Satuan Reserse dan Kriminal Polres Lombok Tengah, Provinsi Nusa Tenggara Barat menjadi bulan - bulanan masyarakat setelah menetapkan S (34) menjadi tersangka pembunuhan dua begal yang hendak merampoknya. Mirisnya lagi dua begal lainnya yang selamat justru dijadikan saksi dalam kasus ini.
Salah satu pihak yang ikut mengecam keputusan pihak kepolisian yang mentersangkakan S adalah Direktur Solusi dan Advokasi Institut (SA Institut), Suparji Ahmad.
Suparji menyebutkan, penetapan tersangka itu harus ditinjau ulang. Sebab, S merupakan korban dari tindak kejahatan yang sedang melakukan pembelaan diri.Tindakan yang dilakukan memenuhi kualifikasi bela paksa sebagaimana diatur dalam Pasal 49 KUHP.
Baca Juga: Begalnya Jadi Saksi, Yang Dibegal Jadi Tersangka Pak Mahfud, Kok Begini...
"Penetapan tersangka itu perlu ditinjau ulang, karena tersangka adalah orang yang sedang membela diri dari tindakan kriminal yang mengancam keselamatan nyawanya. Tentu hal ini sangat mengusik rasa keadilan masyarakat," kata Suparji kepada Populis.id Sabtu (16/04/2022).

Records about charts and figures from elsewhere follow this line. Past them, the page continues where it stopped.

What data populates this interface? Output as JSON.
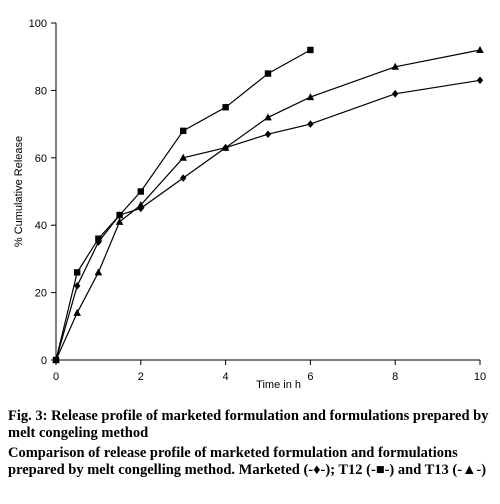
{
  "chart_data": {
    "type": "line",
    "xlabel": "Time in h",
    "ylabel": "% Cumulative Release",
    "xlim": [
      0,
      10
    ],
    "ylim": [
      0,
      100
    ],
    "xticks": [
      "0",
      "2",
      "4",
      "6",
      "8",
      "10"
    ],
    "yticks": [
      "0",
      "20",
      "40",
      "60",
      "80",
      "100"
    ],
    "grid": false,
    "legend": "none",
    "series": [
      {
        "name": "Marketed",
        "marker": "diamond",
        "x": [
          0,
          0.5,
          1,
          1.5,
          2,
          3,
          4,
          5,
          6,
          8,
          10
        ],
        "y": [
          0,
          22,
          35,
          43,
          45,
          54,
          63,
          67,
          70,
          79,
          83
        ]
      },
      {
        "name": "T12",
        "marker": "square",
        "x": [
          0,
          0.5,
          1,
          1.5,
          2,
          3,
          4,
          5,
          6
        ],
        "y": [
          0,
          26,
          36,
          43,
          50,
          68,
          75,
          85,
          92
        ]
      },
      {
        "name": "T13",
        "marker": "triangle",
        "x": [
          0,
          0.5,
          1,
          1.5,
          2,
          3,
          4,
          5,
          6,
          8,
          10
        ],
        "y": [
          0,
          14,
          26,
          41,
          46,
          60,
          63,
          72,
          78,
          87,
          92
        ]
      }
    ]
  },
  "caption": {
    "title": "Fig. 3: Release profile of marketed formulation and formulations prepared by melt congeling method",
    "body": "Comparison of release profile of marketed formulation and formulations prepared by melt congelling method. Marketed (-♦-); T12 (-■-) and T13 (-▲-)"
  },
  "colors": {
    "line": "#000000",
    "axis": "#000000"
  }
}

Ia menegaskan bahwa Polisi dalam menghentikan kasus ini bisa menghentikan penyidikan karena tidak cukup alat bukti bahwa Tersangka melakukan tindak pidana yang menewaskan dan melukai begal. Hal ini akan lebih produktif ketimbang menersangkakan korban.
"Bayangkan kalau orang yang sebenarnya korban, tapi malah duduk di kursi pesakitan. Bahkan pelaku sebenarnya, kabarnya dijadikan saksi. Maka sekali lagi penetapan tersangka ini perlu dikoreksi," tuturnya.
Penyidik semestinya melihat kasus ini secara komprehensif, bukan dengan satu sisi tindak pidana saja. Karena apa yang dilakukan S ada penyebabnya, bukan tiba-tiba dia langsung melakukan penghilangan nyawa dan tidak ada maksud main hakim sendiri.Tetapi semata mata demi menyelamatkan diri.
"Pertanggungjawaban pidana harus memperhatikan adanya alasan pemaaf dan pembenar sebagai penghapus pidana. Jadi tidak perlu harus dibuktikan di pengadilan karena akan buang-buang waktu dan biaya," ucap Suparji.